When you come to see me, you actively engage in the process. You become an active contributor to the change you want to see. This makes our work together exciting, fun and productive. It also puts you in the driving seat of what you want to achieve from our sessions together.
Hypnosis is not a passive experience where you, the client, close your eyes and wait for something to happen. It is a process that you take part in, you do your best to follow any instructions I give you and you engage your imagination with the suggestions.
This is when we get great results together.
3. Hypnosis is About Becoming Absorbed
A key component of the hypnotic process is the subject, or the client’s ability to become really absorbed in the suggestions being given to them. To really indulge their imagination for the duration of the experience in order to co-create the hypnotic experience. Some people are able to do this quite naturally, however this is also a skill which can be tapped into and improved. When a client finds that they struggle with the ability to become absorbed in suggestion, this is a skill which I help them develop from one session to the next.

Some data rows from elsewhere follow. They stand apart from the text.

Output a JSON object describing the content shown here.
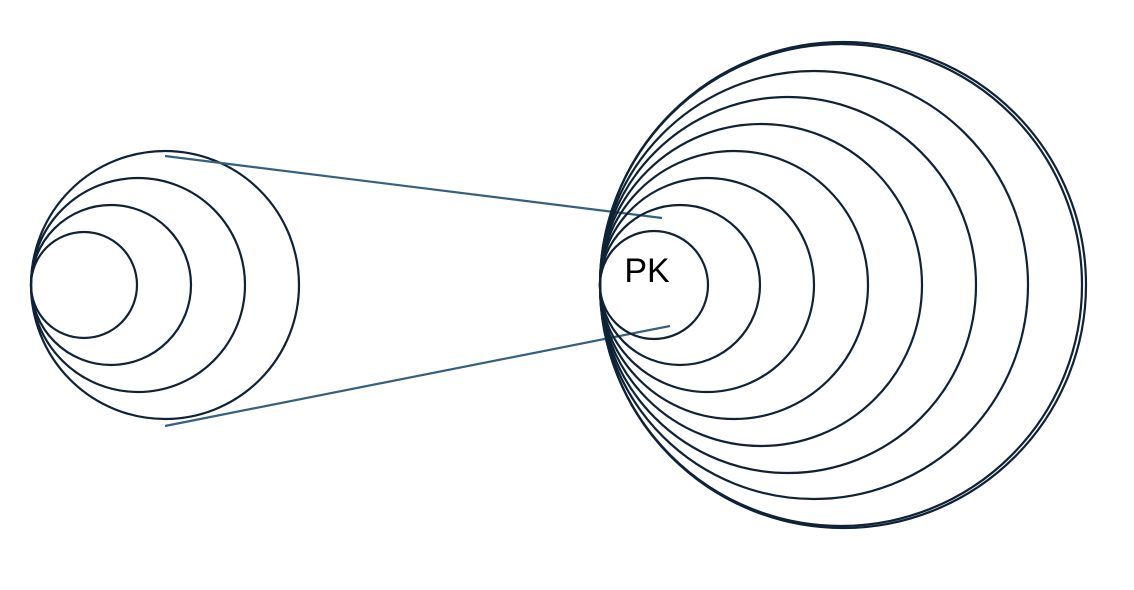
{
  "center_label": "PK",
  "colors": {
    "ring_stroke": "#0f2236",
    "connector_stroke": "#36607f",
    "background": "#ffffff"
  },
  "left_cluster": {
    "ring_count": 4
  },
  "right_cluster": {
    "ring_count": 9
  }
}
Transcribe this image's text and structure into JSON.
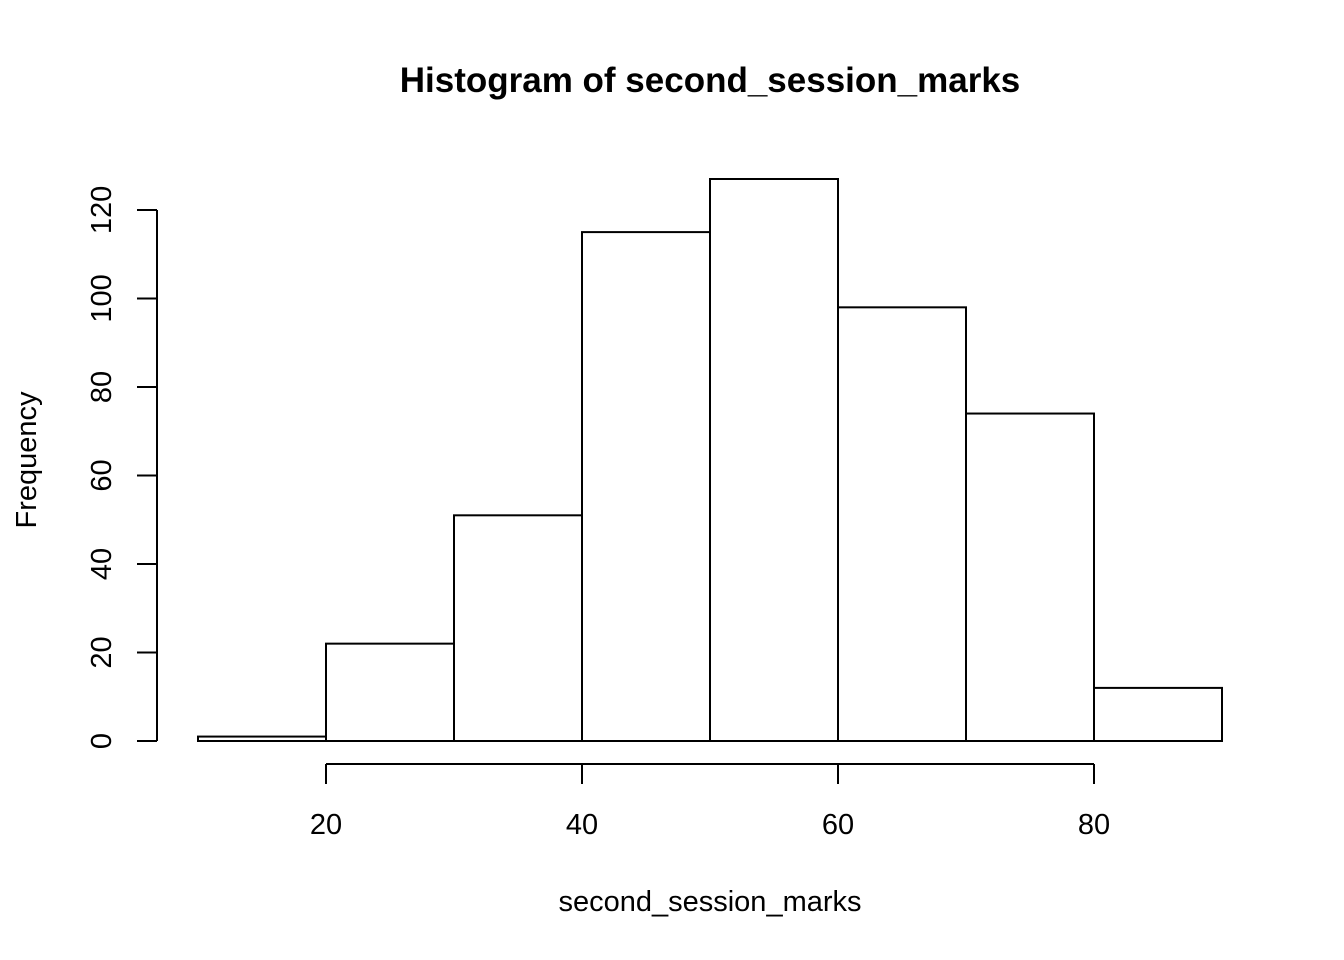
{
  "chart_data": {
    "type": "bar",
    "title": "Histogram of second_session_marks",
    "xlabel": "second_session_marks",
    "ylabel": "Frequency",
    "bin_edges": [
      10,
      20,
      30,
      40,
      50,
      60,
      70,
      80,
      90
    ],
    "values": [
      1,
      22,
      51,
      115,
      127,
      98,
      74,
      12
    ],
    "xlim": [
      10,
      90
    ],
    "ylim": [
      0,
      127
    ],
    "x_ticks": [
      20,
      40,
      60,
      80
    ],
    "y_ticks": [
      0,
      20,
      40,
      60,
      80,
      100,
      120
    ],
    "grid": false,
    "bar_fill": "#ffffff",
    "bar_stroke": "#000000"
  }
}
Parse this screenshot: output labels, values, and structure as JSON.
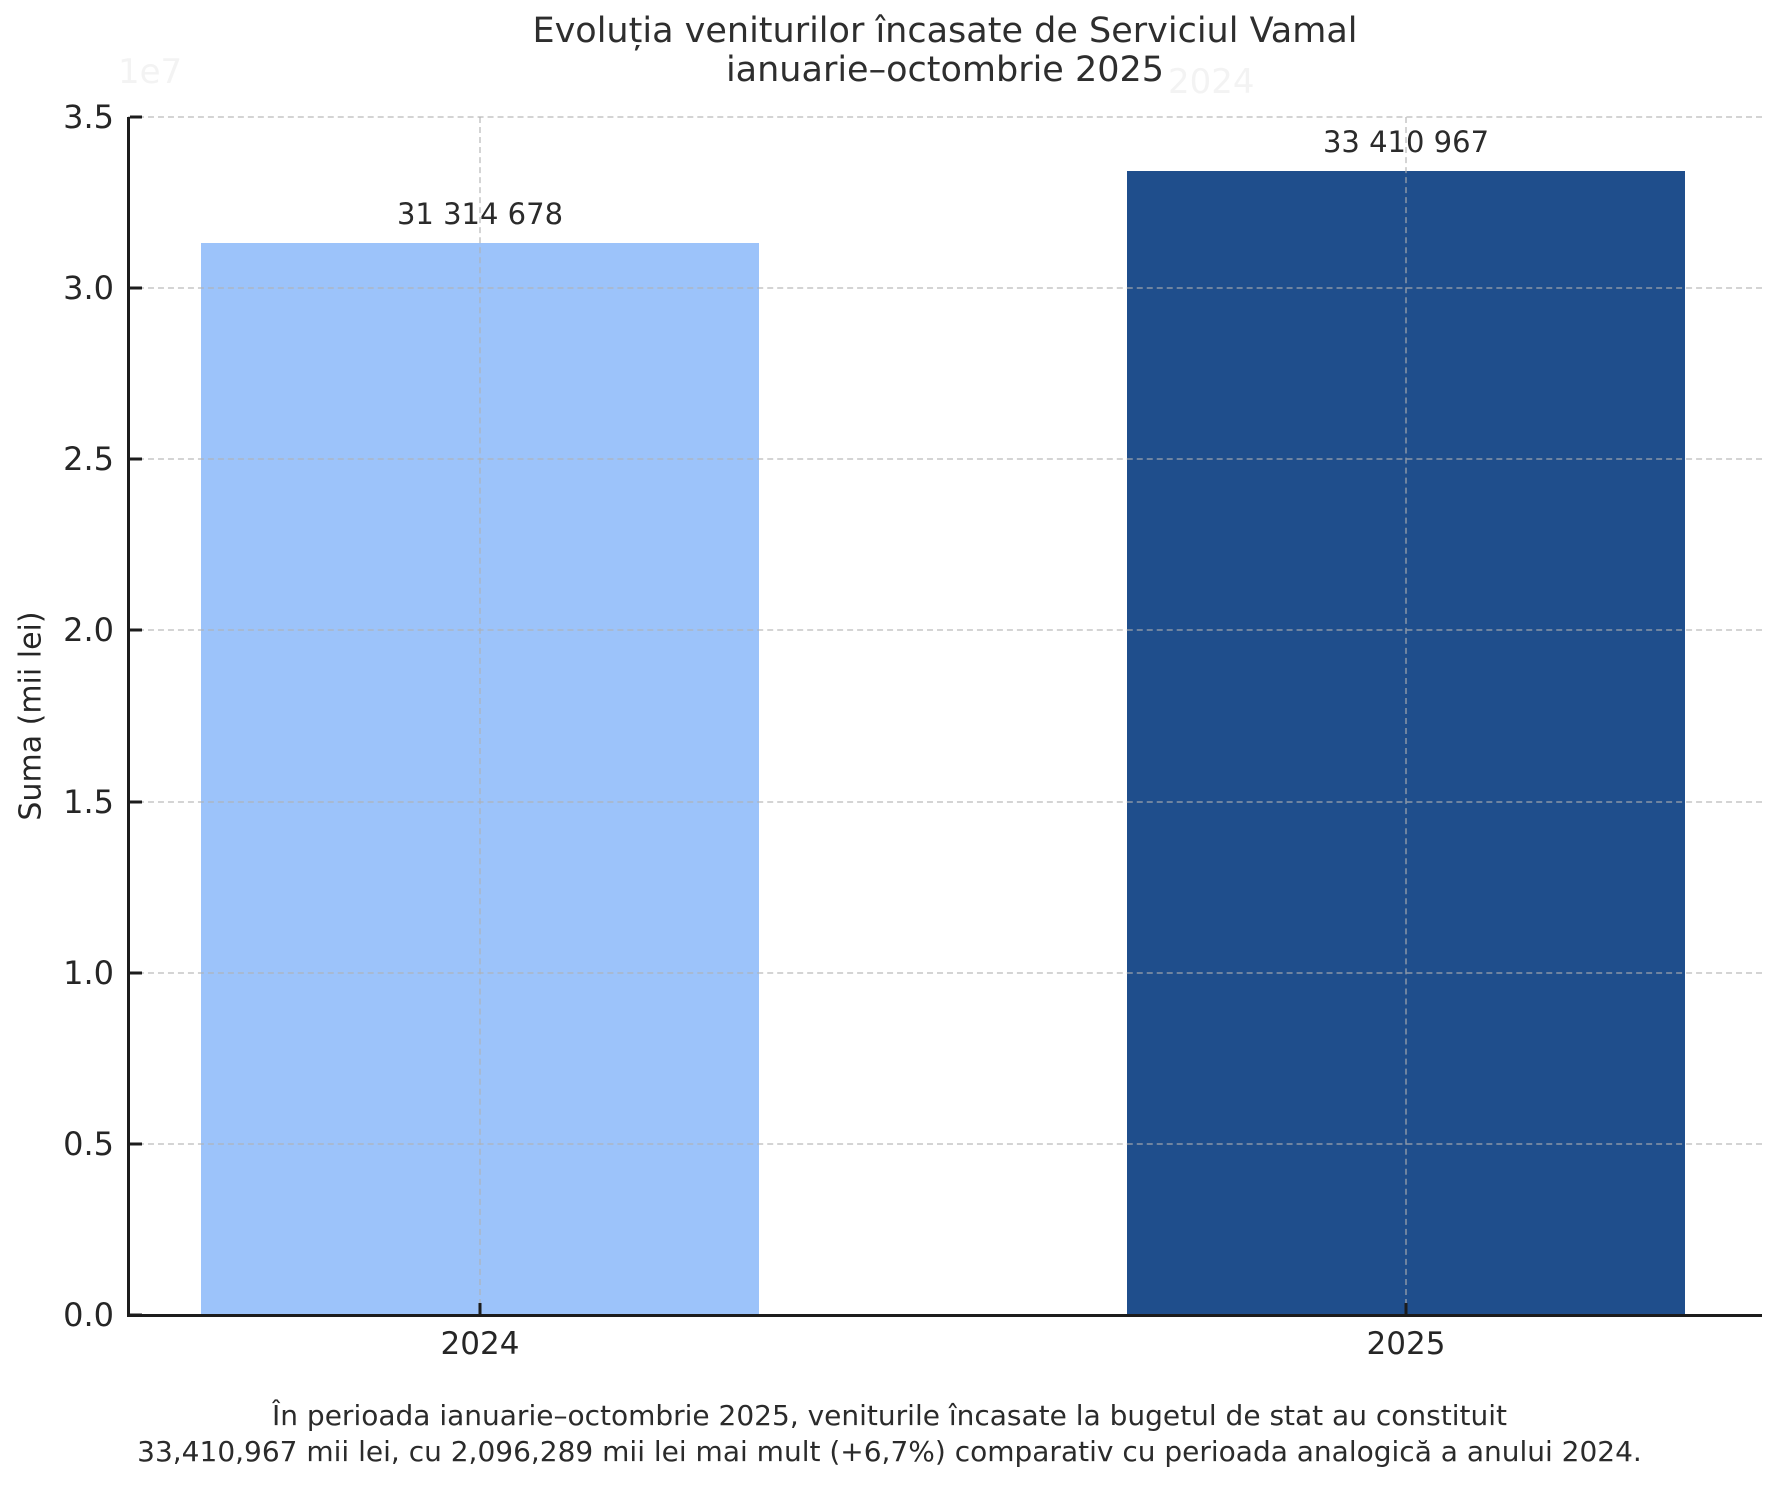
{
  "title": {
    "line1": "Evoluția veniturilor încasate de Serviciul Vamal",
    "line2": "ianuarie–octombrie 2025"
  },
  "caption": {
    "line1": "În perioada ianuarie–octombrie 2025, veniturile încasate la bugetul de stat au constituit",
    "line2": "33,410,967 mii lei, cu 2,096,289 mii lei mai mult (+6,7%) comparativ cu perioada analogică a anului 2024."
  },
  "artifacts": {
    "ghost_offset_text": "1e7",
    "ghost_title_text": "2024"
  },
  "chart_data": {
    "type": "bar",
    "title": "Evoluția veniturilor încasate de Serviciul Vamal\nianuarie–octombrie 2025",
    "categories": [
      "2024",
      "2025"
    ],
    "values": [
      31314678,
      33410967
    ],
    "value_labels": [
      "31 314 678",
      "33 410 967"
    ],
    "bar_colors": [
      "#9CC3FA",
      "#1F4E8C"
    ],
    "xlabel": "",
    "ylabel": "Suma (mii lei)",
    "ylim": [
      0,
      35000000
    ],
    "ytick_values": [
      0,
      5000000,
      10000000,
      15000000,
      20000000,
      25000000,
      30000000,
      35000000
    ],
    "ytick_labels": [
      "0.0",
      "0.5",
      "1.0",
      "1.5",
      "2.0",
      "2.5",
      "3.0",
      "3.5"
    ],
    "grid": true,
    "grid_linestyle": "dashed",
    "grid_over_bars": true,
    "tick_direction": "in",
    "legend_position": "none",
    "caption": "În perioada ianuarie–octombrie 2025, veniturile încasate la bugetul de stat au constituit 33,410,967 mii lei, cu 2,096,289 mii lei mai mult (+6,7%) comparativ cu perioada analogică a anului 2024."
  }
}
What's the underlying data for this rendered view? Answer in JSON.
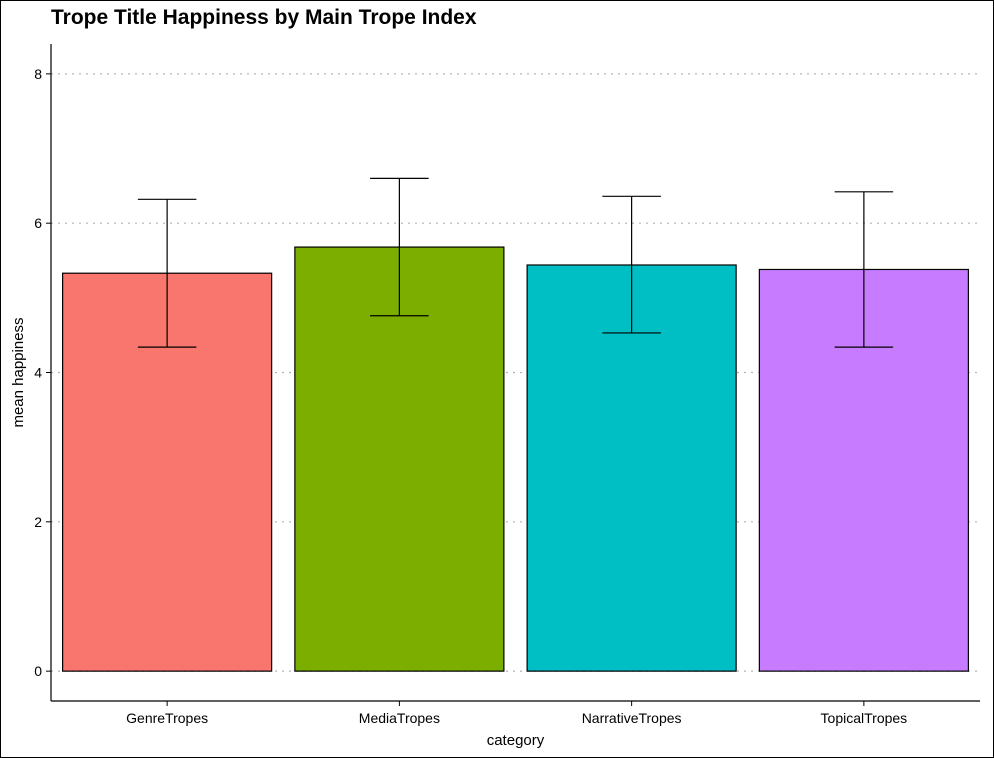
{
  "chart_data": {
    "type": "bar",
    "title": "Trope Title Happiness by Main Trope Index",
    "xlabel": "category",
    "ylabel": "mean happiness",
    "categories": [
      "GenreTropes",
      "MediaTropes",
      "NarrativeTropes",
      "TopicalTropes"
    ],
    "values": [
      5.33,
      5.68,
      5.44,
      5.38
    ],
    "error_low": [
      4.34,
      4.76,
      4.53,
      4.34
    ],
    "error_high": [
      6.32,
      6.6,
      6.36,
      6.42
    ],
    "colors": [
      "#F8766D",
      "#7CAE00",
      "#00BFC4",
      "#C77CFF"
    ],
    "ylim": [
      -0.4,
      8.4
    ],
    "yticks": [
      "0",
      "2",
      "4",
      "6",
      "8"
    ],
    "grid": "horizontal dotted",
    "legend": "none"
  }
}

And it is in this way that hypnosis and hypnotherapy become something that is engaged in, not something that is done TO the person involved.
4. Hypnosis is Not a State of Relaxation
Hypnosis and hypnotherapy do often feel very relaxing, however hypnosis in itself is not a state of relaxation. Hypnosis is a vehicle for experience and therefore it can be used very successfully to create the experience of relaxation. This however is not the same thing as hypnosis being a state of relaxation- a claim that is often made by hypnotherapists. Many of the clients that I work with have come to me with anxiety related issues and in this context, delivering relaxation through hypnosis can be incredibly effective, yet this should be understood as one of the uses of hypnosis rather than one of its properties.
In my opinion, the fact that hypnosis and hypnotherapy are so much more than a state of relaxation is something to be excited about.
Regardless of where it is taking place, hypnosis is about the creation of an experience; an experience that the client or the subject plays an active role in. This is something that is true of hypnosis on the stage as well as hypnosis in the therapy room. The similarities between the hypnosis that happens on the stage and in the therapy room is something to be embraced and celebrated. This is what allows us to bring the creativity and fun and potential of hypnosis into the therapy room and this is the very thing that distinguishes hypnotherapy from other types of therapy and makes it unique and can also make it incredibly effective. I think this is something to be celebrated and understood further.